The Arizona Cardinals are in a mess heading into the NFL free agency period, and they have no one to blame but themselves.

Cardinals wide receiver Larry Fitzgerald is owed a base salary of $16.5 million for the 2008 season, thanks to the incentive-laden rookie deal that the Cardinals agreed to when they made him the third pick in the 2004 NFL draft. As a base salary, the entire contract will count against the team's 2008 salary cap, which means about 15% of the cap is tied into one player.

That will make it extremely difficult for the Cardinals to hang onto all the other players they want to keep, including linebackers Karlos Dansby and Calvin Pace, running back Edgerrin James and both quarterbacks, Matt Leinart and Kurt Warner. They seem to already have resigned themselves to losing third receive Bryant Johnson.


Cardinals general manager Rod Graves acknowledges that if the team can't convince Fitzgerald to re-do his deal, there will be serious trouble:

"We'll have to see how the landscape develops as we try and get these contracts signed. ... I think a lot will depend on Larry Fitzgerald's deal, whether or not we can get something in place that will allow us some flexibility. If not, we could very well be faced with some very tough decisions down the road.

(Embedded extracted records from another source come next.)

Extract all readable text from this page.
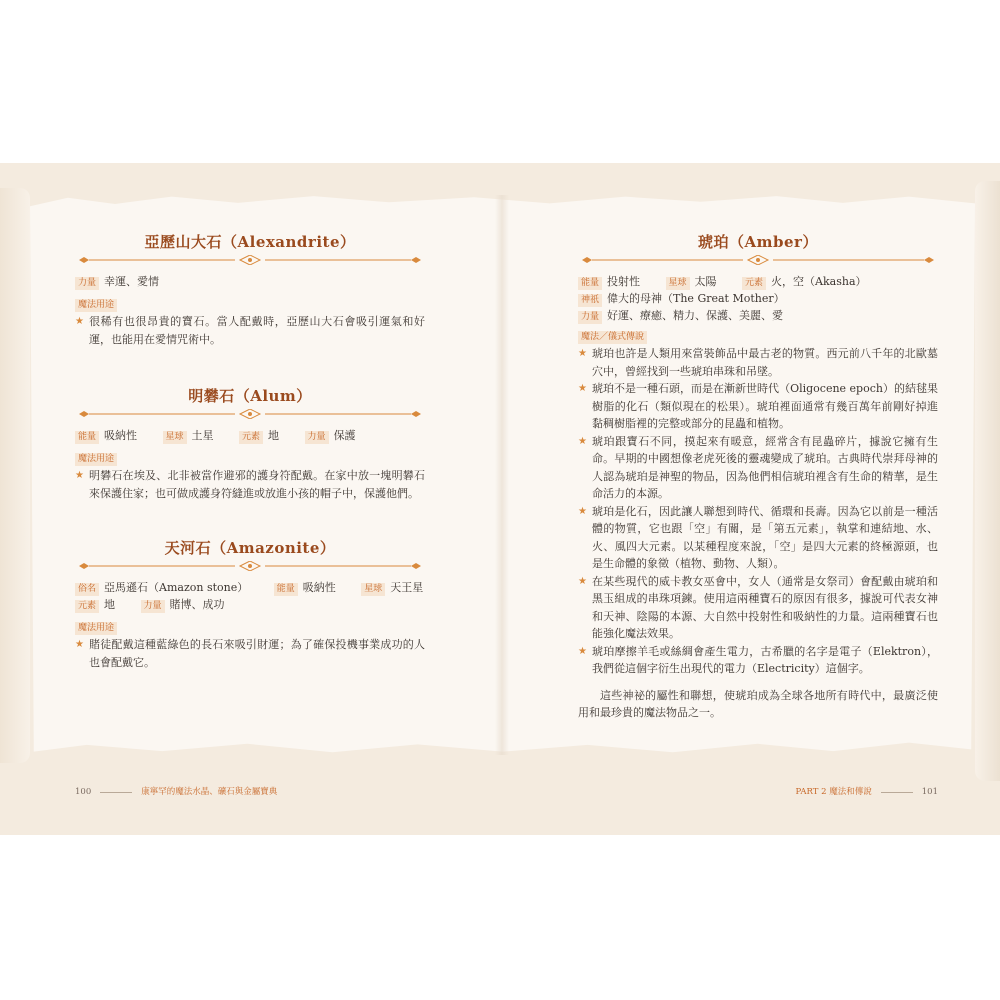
亞歷山大石（Alexandrite）
力量 幸運、愛情
魔法用途

★ 很稀有也很昂貴的寶石。當人配戴時，亞歷山大石會吸引運氣和好運，也能用在愛情咒術中。

明礬石（Alum）
能量 吸納性	星球 土星	元素 地	力量 保護
魔法用途

★ 明礬石在埃及、北非被當作避邪的護身符配戴。在家中放一塊明礬石來保護住家；也可做成護身符縫進或放進小孩的帽子中，保護他們。

天河石（Amazonite）
俗名 亞馬遜石（Amazon stone）	能量 吸納性	星球 天王星
元素 地	力量 賭博、成功
魔法用途

★ 賭徒配戴這種藍綠色的長石來吸引財運；為了確保投機事業成功的人也會配戴它。

100	康寧罕的魔法水晶、礦石與金屬寶典
琥珀（Amber）
能量 投射性	星球 太陽	元素 火，空（Akasha）
神祇 偉大的母神（The Great Mother）
力量 好運、療癒、精力、保護、美麗、愛
魔法／儀式傳說

★ 琥珀也許是人類用來當裝飾品中最古老的物質。西元前八千年的北歐墓穴中，曾經找到一些琥珀串珠和吊墜。

★ 琥珀不是一種石頭，而是在漸新世時代（Oligocene epoch）的結毬果樹脂的化石（類似現在的松果）。琥珀裡面通常有幾百萬年前剛好掉進黏稠樹脂裡的完整或部分的昆蟲和植物。

★ 琥珀跟寶石不同，摸起來有暖意，經常含有昆蟲碎片，據說它擁有生命。早期的中國想像老虎死後的靈魂變成了琥珀。古典時代崇拜母神的人認為琥珀是神聖的物品，因為他們相信琥珀裡含有生命的精華，是生命活力的本源。

★ 琥珀是化石，因此讓人聯想到時代、循環和長壽。因為它以前是一種活體的物質，它也跟「空」有關，是「第五元素」，執掌和連結地、水、火、風四大元素。以某種程度來說，「空」是四大元素的終極源頭，也是生命體的象徵（植物、動物、人類）。

★ 在某些現代的威卡教女巫會中，女人（通常是女祭司）會配戴由琥珀和黑玉組成的串珠項鍊。使用這兩種寶石的原因有很多，據說可代表女神和天神、陰陽的本源、大自然中投射性和吸納性的力量。這兩種寶石也能強化魔法效果。

★ 琥珀摩擦羊毛或絲綢會產生電力，古希臘的名字是電子（Elektron），我們從這個字衍生出現代的電力（Electricity）這個字。

這些神祕的屬性和聯想，使琥珀成為全球各地所有時代中，最廣泛使用和最珍貴的魔法物品之一。

PART 2 魔法和傳說	101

"We haven't talked candidly about where those tough decisions might be. We know if this deal is not restructured, it will entail us having to make some tough moves."
But really, why should Fitzgerald play ball, unless the Cardinals are prepared to give him a significant raise down the road in exchange for less money now? Ultimately, the Cardinals are the ones who agreed to this cap-crippling contract, and if they didn't plan well enough to be prepared for a $16.5 million cap hit, that's their problem, not Fitzgerald's.